Dieser Angriff ist Teil eines breiteren Programms: Die Kapitalinteressen sollen geschützt, die Lohnabhängigen gefügig gemacht, die Arbeitsmärkte „flexibilisiert“ werden. Geringfügige Beschäftigung bleibt erlaubt – aber nur dort, wo sie den Unternehmern nützt, z.B. zur Umgehung von Sozialabgaben. Arbeitslose hingegen sollen in ein Zwangsarbeitskorsett gezwängt werden.
Aber was kann man von einer Regierung erwarten, in der eine Partei wie die ÖVP den Ton angibt, in der Spitzenpolitikerinnen unverfroren Teilzeitarbeit als “asozial” bezeichnen? Oder mit Blick auf den Wunsch gerade jüngerer Lohnabhängiger nach weniger Arbeitsstunden meinen: „Wenn jemand Work-Life-Balance braucht, soll er sie leben, aber nicht auf unser aller Kosten.“ (Beides Zitate von Johanna Mikl-Leitner!)
Unterstützung kommt klarerweise von NEOS, die programmatisch offen erklären:
“Um die Menschen vor Langzeitarbeitslosigkeit zu schützen, braucht es Reformen am Arbeitsmarkt und eine Modernisierung der Arbeitslosenversicherung. Das Arbeitslosengeld wird dafür degressiv gestaltet – es beginnt mit einer höheren Leistung, die dann im zeitlichen Verlauf sinkt. So sind die besser abgesichert, die nur kurze Zeit arbeitslos sind. Das Signal des sinkenden Arbeitslosengeldes motiviert zur raschen Jobaufnahme”.

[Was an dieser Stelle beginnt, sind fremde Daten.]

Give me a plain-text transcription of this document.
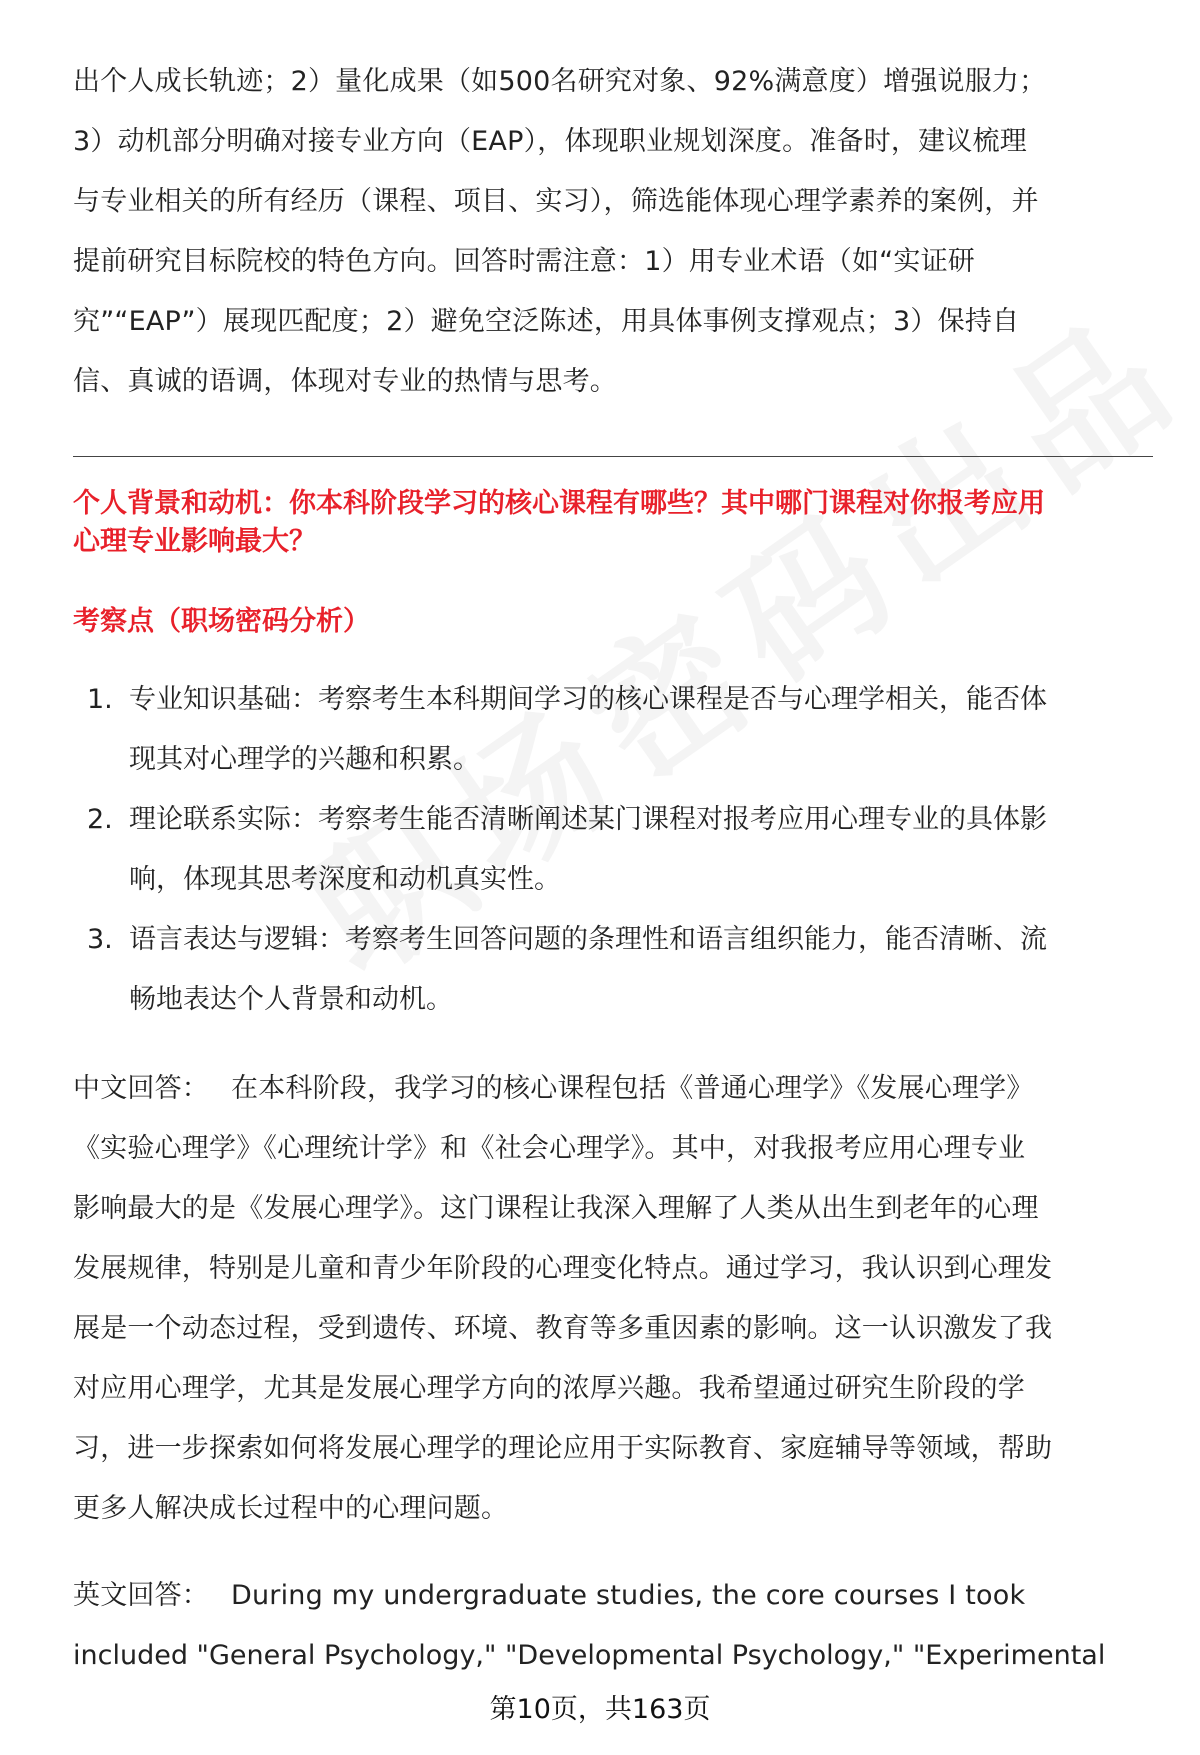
出个人成长轨迹；2）量化成果（如500名研究对象、92%满意度）增强说服力；

3）动机部分明确对接专业方向（EAP），体现职业规划深度。准备时，建议梳理

与专业相关的所有经历（课程、项目、实习），筛选能体现心理学素养的案例，并

提前研究目标院校的特色方向。回答时需注意：1）用专业术语（如“实证研

究”“EAP”）展现匹配度；2）避免空泛陈述，用具体事例支撑观点；3）保持自

信、真诚的语调，体现对专业的热情与思考。

个人背景和动机：你本科阶段学习的核心课程有哪些？其中哪门课程对你报考应用
心理专业影响最大？
考察点（职场密码分析）
1. 专业知识基础：考察考生本科期间学习的核心课程是否与心理学相关，能否体
现其对心理学的兴趣和积累。
2. 理论联系实际：考察考生能否清晰阐述某门课程对报考应用心理专业的具体影
响，体现其思考深度和动机真实性。
3. 语言表达与逻辑：考察考生回答问题的条理性和语言组织能力，能否清晰、流
畅地表达个人背景和动机。

中文回答： 在本科阶段，我学习的核心课程包括《普通心理学》《发展心理学》

《实验心理学》《心理统计学》和《社会心理学》。其中，对我报考应用心理专业

影响最大的是《发展心理学》。这门课程让我深入理解了人类从出生到老年的心理

发展规律，特别是儿童和青少年阶段的心理变化特点。通过学习，我认识到心理发

展是一个动态过程，受到遗传、环境、教育等多重因素的影响。这一认识激发了我

对应用心理学，尤其是发展心理学方向的浓厚兴趣。我希望通过研究生阶段的学

习，进一步探索如何将发展心理学的理论应用于实际教育、家庭辅导等领域，帮助

更多人解决成长过程中的心理问题。

英文回答： During my undergraduate studies, the core courses I took

included "General Psychology," "Developmental Psychology," "Experimental

第10页，共163页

Die Praxis bestätigt, worauf wir ständig hingewiesen haben: In einer Koalition mit den Parteien der Bourgeoisie ist die bürgerliche Arbeiter*innenpartei SPÖ höchstens (und, wie wir sehen, nicht einmal das mehr!) das soziale Feigenblatt. Ihre Rolle besteht nicht, wie die Parteiführung gerne behauptet, im “Abfedern” der sogenannten sozialen Härten, sondern im Ruhigstellen der eigenen Partei- und Gewerkschaftsbasis, um zu verhindern, dass sich Widerstand gegen die asozialen Maßnahmen formieren kann.
Die Politik der Koalition dient einzig der Kapitalverwertung – auf Kosten der Gesundheit, Würde und Existenz der arbeitenden Menschen. Die Antwort darauf kann nur Widerstand sein. Organisiert, klassenbewusst und internationalistisch – gegen den Kapitalismus, der keine Zukunft zu bieten hat, sondern nur Elend, Spaltung und Repression.